É evidente que não.  Eles ouvem isso a todo o momento, em canções de funk - aí sim num contexto vulgar - e nas ruas.
Certa vez, no meio da minha aula de Artes, no 2º D do Ensino Médio, durante uma atividade e com a classe em silêncio, Emilly, uma das alunas, encontrando dificuldade na tarefa, falou:
- Eh, porra!
Apesar de falar para si, a classe toda ouviu. E falei bem sério:
- Eh, boca suja...
Todos achavam que eu iria dar um esporro na aluna, mas emendei, ainda sério:
- ...do caralho!
Aquele "Eh, boca suja do caralho", causou um frenesi na galera, que riu imediatamente, pois  jamais imaginavam que um professor dissesse aquilo dentro de uma sala de aula.
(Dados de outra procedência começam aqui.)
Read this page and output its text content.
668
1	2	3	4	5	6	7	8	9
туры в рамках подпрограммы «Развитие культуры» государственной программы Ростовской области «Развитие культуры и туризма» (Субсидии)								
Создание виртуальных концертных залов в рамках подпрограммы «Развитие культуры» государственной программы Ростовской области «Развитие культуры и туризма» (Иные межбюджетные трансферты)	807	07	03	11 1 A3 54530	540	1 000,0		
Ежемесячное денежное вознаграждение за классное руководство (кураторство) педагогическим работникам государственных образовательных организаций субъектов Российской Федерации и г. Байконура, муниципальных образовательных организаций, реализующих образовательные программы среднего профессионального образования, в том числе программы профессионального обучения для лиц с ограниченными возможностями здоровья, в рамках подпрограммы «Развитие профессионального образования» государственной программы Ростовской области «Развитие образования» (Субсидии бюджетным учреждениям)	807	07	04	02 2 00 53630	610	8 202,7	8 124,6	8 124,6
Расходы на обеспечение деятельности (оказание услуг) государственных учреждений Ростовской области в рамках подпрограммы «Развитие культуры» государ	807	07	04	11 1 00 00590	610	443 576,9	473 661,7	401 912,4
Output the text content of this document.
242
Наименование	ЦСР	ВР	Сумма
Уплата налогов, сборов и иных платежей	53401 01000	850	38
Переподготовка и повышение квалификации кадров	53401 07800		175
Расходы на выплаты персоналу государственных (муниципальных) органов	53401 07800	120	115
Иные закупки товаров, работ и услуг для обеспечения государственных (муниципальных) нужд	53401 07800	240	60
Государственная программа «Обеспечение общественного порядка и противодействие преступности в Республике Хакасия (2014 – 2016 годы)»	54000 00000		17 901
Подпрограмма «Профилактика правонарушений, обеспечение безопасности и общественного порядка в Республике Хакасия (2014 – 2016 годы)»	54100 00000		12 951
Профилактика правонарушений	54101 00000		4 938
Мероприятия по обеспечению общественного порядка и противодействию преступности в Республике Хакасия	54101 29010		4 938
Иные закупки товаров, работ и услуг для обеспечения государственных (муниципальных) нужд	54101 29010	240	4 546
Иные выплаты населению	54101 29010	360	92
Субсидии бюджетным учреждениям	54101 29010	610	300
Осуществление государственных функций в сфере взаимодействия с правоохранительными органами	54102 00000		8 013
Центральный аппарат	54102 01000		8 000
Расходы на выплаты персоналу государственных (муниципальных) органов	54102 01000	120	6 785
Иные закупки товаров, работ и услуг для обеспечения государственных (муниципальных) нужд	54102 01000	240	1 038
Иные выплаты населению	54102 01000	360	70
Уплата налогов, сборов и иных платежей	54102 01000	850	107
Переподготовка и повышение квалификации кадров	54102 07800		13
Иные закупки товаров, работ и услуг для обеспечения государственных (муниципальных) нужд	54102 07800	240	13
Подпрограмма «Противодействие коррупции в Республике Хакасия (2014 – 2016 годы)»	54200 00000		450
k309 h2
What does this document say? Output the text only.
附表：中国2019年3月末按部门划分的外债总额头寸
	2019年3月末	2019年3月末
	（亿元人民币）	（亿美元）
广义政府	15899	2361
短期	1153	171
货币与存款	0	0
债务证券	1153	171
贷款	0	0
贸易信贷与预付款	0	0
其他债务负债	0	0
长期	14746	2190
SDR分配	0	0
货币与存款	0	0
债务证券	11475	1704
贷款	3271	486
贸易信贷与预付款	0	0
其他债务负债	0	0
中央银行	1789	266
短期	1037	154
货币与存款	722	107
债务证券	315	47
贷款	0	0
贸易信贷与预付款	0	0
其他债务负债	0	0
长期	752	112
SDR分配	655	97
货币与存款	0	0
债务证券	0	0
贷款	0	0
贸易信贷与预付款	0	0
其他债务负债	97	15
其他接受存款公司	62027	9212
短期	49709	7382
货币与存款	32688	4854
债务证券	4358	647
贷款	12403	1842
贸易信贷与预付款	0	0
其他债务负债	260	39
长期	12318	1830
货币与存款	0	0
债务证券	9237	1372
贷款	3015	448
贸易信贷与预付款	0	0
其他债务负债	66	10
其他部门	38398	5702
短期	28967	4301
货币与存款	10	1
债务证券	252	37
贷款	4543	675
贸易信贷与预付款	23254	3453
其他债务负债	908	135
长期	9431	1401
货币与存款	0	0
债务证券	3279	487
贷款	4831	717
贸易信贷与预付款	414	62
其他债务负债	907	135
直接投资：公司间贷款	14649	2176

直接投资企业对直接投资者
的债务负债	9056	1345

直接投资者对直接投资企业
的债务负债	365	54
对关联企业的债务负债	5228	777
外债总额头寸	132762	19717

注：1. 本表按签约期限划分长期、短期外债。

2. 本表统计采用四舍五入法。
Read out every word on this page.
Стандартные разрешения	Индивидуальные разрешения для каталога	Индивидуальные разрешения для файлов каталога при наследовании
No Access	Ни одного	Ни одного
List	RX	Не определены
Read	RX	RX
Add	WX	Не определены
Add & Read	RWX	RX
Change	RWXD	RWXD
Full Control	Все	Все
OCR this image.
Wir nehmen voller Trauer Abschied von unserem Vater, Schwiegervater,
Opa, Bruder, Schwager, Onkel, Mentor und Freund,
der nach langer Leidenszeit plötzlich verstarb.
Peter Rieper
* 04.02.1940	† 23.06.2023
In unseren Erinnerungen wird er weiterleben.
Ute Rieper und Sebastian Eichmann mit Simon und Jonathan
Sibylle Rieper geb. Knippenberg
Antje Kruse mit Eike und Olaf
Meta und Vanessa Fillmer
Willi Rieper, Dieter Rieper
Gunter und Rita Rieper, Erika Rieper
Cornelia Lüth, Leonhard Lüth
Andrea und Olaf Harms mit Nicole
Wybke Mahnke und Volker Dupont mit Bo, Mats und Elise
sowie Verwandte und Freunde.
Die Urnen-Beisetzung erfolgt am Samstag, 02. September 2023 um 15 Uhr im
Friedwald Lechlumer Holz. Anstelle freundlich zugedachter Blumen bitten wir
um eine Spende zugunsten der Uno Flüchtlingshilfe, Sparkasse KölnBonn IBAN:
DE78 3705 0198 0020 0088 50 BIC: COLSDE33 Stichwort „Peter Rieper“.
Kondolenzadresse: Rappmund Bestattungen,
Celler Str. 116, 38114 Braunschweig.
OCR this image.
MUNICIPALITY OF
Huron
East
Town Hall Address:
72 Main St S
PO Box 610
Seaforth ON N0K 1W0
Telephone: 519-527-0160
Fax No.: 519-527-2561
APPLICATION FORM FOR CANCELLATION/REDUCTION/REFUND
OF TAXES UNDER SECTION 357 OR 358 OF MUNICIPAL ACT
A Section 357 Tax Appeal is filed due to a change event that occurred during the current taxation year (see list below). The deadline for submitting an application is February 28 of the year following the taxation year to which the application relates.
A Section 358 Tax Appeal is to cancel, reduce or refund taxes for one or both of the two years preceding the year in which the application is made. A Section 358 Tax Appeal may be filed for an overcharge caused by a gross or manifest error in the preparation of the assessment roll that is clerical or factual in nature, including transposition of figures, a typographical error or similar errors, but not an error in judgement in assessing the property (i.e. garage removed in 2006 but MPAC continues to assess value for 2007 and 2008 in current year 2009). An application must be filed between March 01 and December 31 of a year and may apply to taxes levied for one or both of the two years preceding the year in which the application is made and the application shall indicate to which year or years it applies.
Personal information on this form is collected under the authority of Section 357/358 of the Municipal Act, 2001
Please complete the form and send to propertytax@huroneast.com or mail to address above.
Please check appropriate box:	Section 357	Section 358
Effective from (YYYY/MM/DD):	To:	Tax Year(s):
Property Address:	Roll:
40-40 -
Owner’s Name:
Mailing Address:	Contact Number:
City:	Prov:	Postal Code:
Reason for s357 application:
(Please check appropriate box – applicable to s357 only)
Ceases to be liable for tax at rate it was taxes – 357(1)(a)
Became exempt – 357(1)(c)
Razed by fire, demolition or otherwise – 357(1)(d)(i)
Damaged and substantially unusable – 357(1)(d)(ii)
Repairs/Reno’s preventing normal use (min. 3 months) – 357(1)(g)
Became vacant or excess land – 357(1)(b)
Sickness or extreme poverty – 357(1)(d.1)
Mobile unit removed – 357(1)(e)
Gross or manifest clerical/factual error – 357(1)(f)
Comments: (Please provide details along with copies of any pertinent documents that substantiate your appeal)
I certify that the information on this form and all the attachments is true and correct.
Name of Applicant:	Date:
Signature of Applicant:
Eles perceberam que eu não estava num pedestal, mas me igualava à eles. E nunca me desrespeitaram.
Quando criança,  minha mãe me chamava a atenção quando dizia um:
- Caralho!
Aí como sabia que não era para falar, eu ficava falando para mim:
- Caralho, caralho, caralho, caralho, caralho...
Agora, se tivesse permissão de falar, eu diria:
-Caralho!
E pronto. Não falaria mais. Pelo menos, não naquele momento.
Se as pessoas encarassem as coisas com mais naturalidade, sem hipocrisia e não fossem tão reprimidas pelo sistema, teríamos, com certeza, um mundo melhor.